As constatações estão na tese de doutorado que está sendo defendida na Universidade de Oxford pelo economista Rafael Pereira, do Instituto de Pesquisa Econômica Aplicada (Ipea). Em outra maneira de olhar os números: em 2014, os mais pobres chegavam em uma hora à metade dos empregos que os mais ricos conseguiam alcançar. Em 2017, chegavam a 44,3% das vagas. Melhorou para todo mundo, porém, melhorou mais para quem tem renda maior e já tinha oferta melhor de mobilidade urbana. Pereira vai apresentar a pesquisa hoje em seminário do Ipea sobre o tema.


- As pessoas de renda mais alta já moram mais próximo dos principais centros de emprego e corredores de transporte. Antes mesmo das obra já eram mais bem servidas pelo metrô. A Linha 4 liga a Zona Sul à Barra da Tijuca e foi o investimento mais caro de todos, aumentando muito o acesso a esses centros de empregos. O potencial do BRT da Transolímpica (com duas linhas, que ligam Jardim Oceânico a Sulacap e Recreio à Vila Militar) foi afetado por não ter sido concluída a Transbrasil. É potencial guardado na gaveta, tanto que a demanda está abaixo da estimada. Algumas estações foram até desativadas por falta de passageiros. As zonas Norte e Noroeste quase nada receberam do legado, somente a renovação de alguns trens e uma melhora tímida nos outros meios - afirma o economista do Ipea.


SEM INVESTIMENTOS EM ÁREAS COM MAIOR GARGALO


O BRT Transbrasil ainda não saiu do papel e prevê ligar o Centro a Deodoro, via Avenida Brasil. A Transcarioca uniu as zonas Norte e Oeste em nove linhas.
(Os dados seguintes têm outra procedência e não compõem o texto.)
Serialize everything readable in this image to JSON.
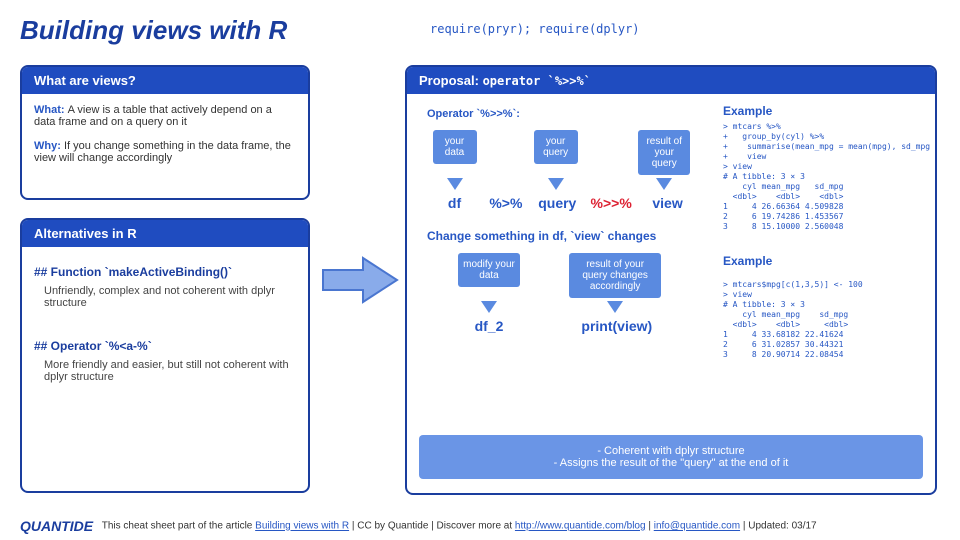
{
  "title": "Building views with R",
  "header_code": "require(pryr); require(dplyr)",
  "p1": {
    "h": "What are views?",
    "what_l": "What: ",
    "what_t": "A view is a table that actively depend on a data frame and on a query on it",
    "why_l": "Why: ",
    "why_t": "If you change something in the data frame, the view will change accordingly"
  },
  "p2": {
    "h": "Alternatives in R",
    "a1h": "## Function `makeActiveBinding()`",
    "a1b": "Unfriendly, complex and not coherent with dplyr structure",
    "a2h": "## Operator `%<a-%`",
    "a2b": "More friendly and easier, but still not coherent with dplyr structure"
  },
  "p3": {
    "h": "Proposal: ",
    "hop": "operator `%>>%`",
    "op": "Operator `%>>%`:",
    "b1": "your data",
    "b2": "your query",
    "b3": "result of your query",
    "l1": "df",
    "l2": "%>%",
    "l3": "query",
    "l4": "%>>%",
    "l5": "view",
    "chg": "Change something in df, `view` changes",
    "b4": "modify your data",
    "b5": "result of your query changes accordingly",
    "l6": "df_2",
    "l7": "print(view)",
    "f1": "-      Coherent with dplyr structure",
    "f2": "-      Assigns the result of the \"query\" at the end of it"
  },
  "ex": {
    "h": "Example",
    "c1": "> mtcars %>%\n+   group_by(cyl) %>%\n+    summarise(mean_mpg = mean(mpg), sd_mpg = sd(mpg)) %>>%\n+    view\n> view\n# A tibble: 3 × 3\n    cyl mean_mpg   sd_mpg\n  <dbl>    <dbl>    <dbl>\n1     4 26.66364 4.509828\n2     6 19.74286 1.453567\n3     8 15.10000 2.560048",
    "c2": "> mtcars$mpg[c(1,3,5)] <- 100\n> view\n# A tibble: 3 × 3\n    cyl mean_mpg    sd_mpg\n  <dbl>    <dbl>     <dbl>\n1     4 33.68182 22.41624\n2     6 31.02857 30.44321\n3     8 20.90714 22.08454"
  },
  "ftr": {
    "logo": "QUANTIDE",
    "t1": "This cheat sheet part of the article ",
    "lk1": "Building views with R",
    "t2": "  | CC by Quantide | Discover more at ",
    "lk2": "http://www.quantide.com/blog",
    "t3": " | ",
    "lk3": "info@quantide.com",
    "t4": " | Updated: 03/17"
  }
}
O custo também não ajudou. O transporte público na Região Metropolitana do Rio ficou em média 30,8% mais caro de 2014 até setembro deste ano, enquanto a inflação na cidade no mesmo período foi de 23,44%. Os ônibus ficaram 54,81% mais caros, e o trem, 44,82%, apesar do pouco investimento.


Segundo o economista e urbanista Juciano Rodrigues, do Observatório das Metrópoles, do Instituto de Pesquisa e Planejamento Urbano (Ippur) da UFRJ, os locais com os maiores gargalos de mobilidade estão nas regiões que não tiveram qualquer investimento, como a Área de Planejamento 3, na Zona Norte, onde ficam Penha, Complexo do Alemão e Maré, com 2,3 milhões de habitantes, o que corresponde a aproximadamente 37% da população da cidade:


- São bairros populosos, onde a maioria se desloca até o Centro e a Zona Sul para trabalhar. Esses bairros têm as piores linhas de ônibus e foram os mais atingidos pela racionalização das linhas em 2015, na implantação do bilhete único.


Segundo Clarisse Linke, diretora executiva do Instituto de Políticas de Transporte e Desenvolvimento (ITDP, na sigla em inglês), ONG americana presente em seis países, houve ganhos inegáveis com a expansão do transporte nas obras para os jogos. Mas ela cita outra estatística para mostrar que esse avanço foi desigual:


- Em 2010, 36% viviam a um quilômetro da estação de transporte de alta e média capacidade (metrô, trem, VLT e BRT). Em 2015, subiu para 52%. Mas, quando se olha a distribuição populacional por renda, observa-se que 46% da população de renda mais baixa (até meio salário mínimo per capita) estão a um quilômetro de uma estação, contra 66% da população de renda mais alta (mais de três salários mínimos).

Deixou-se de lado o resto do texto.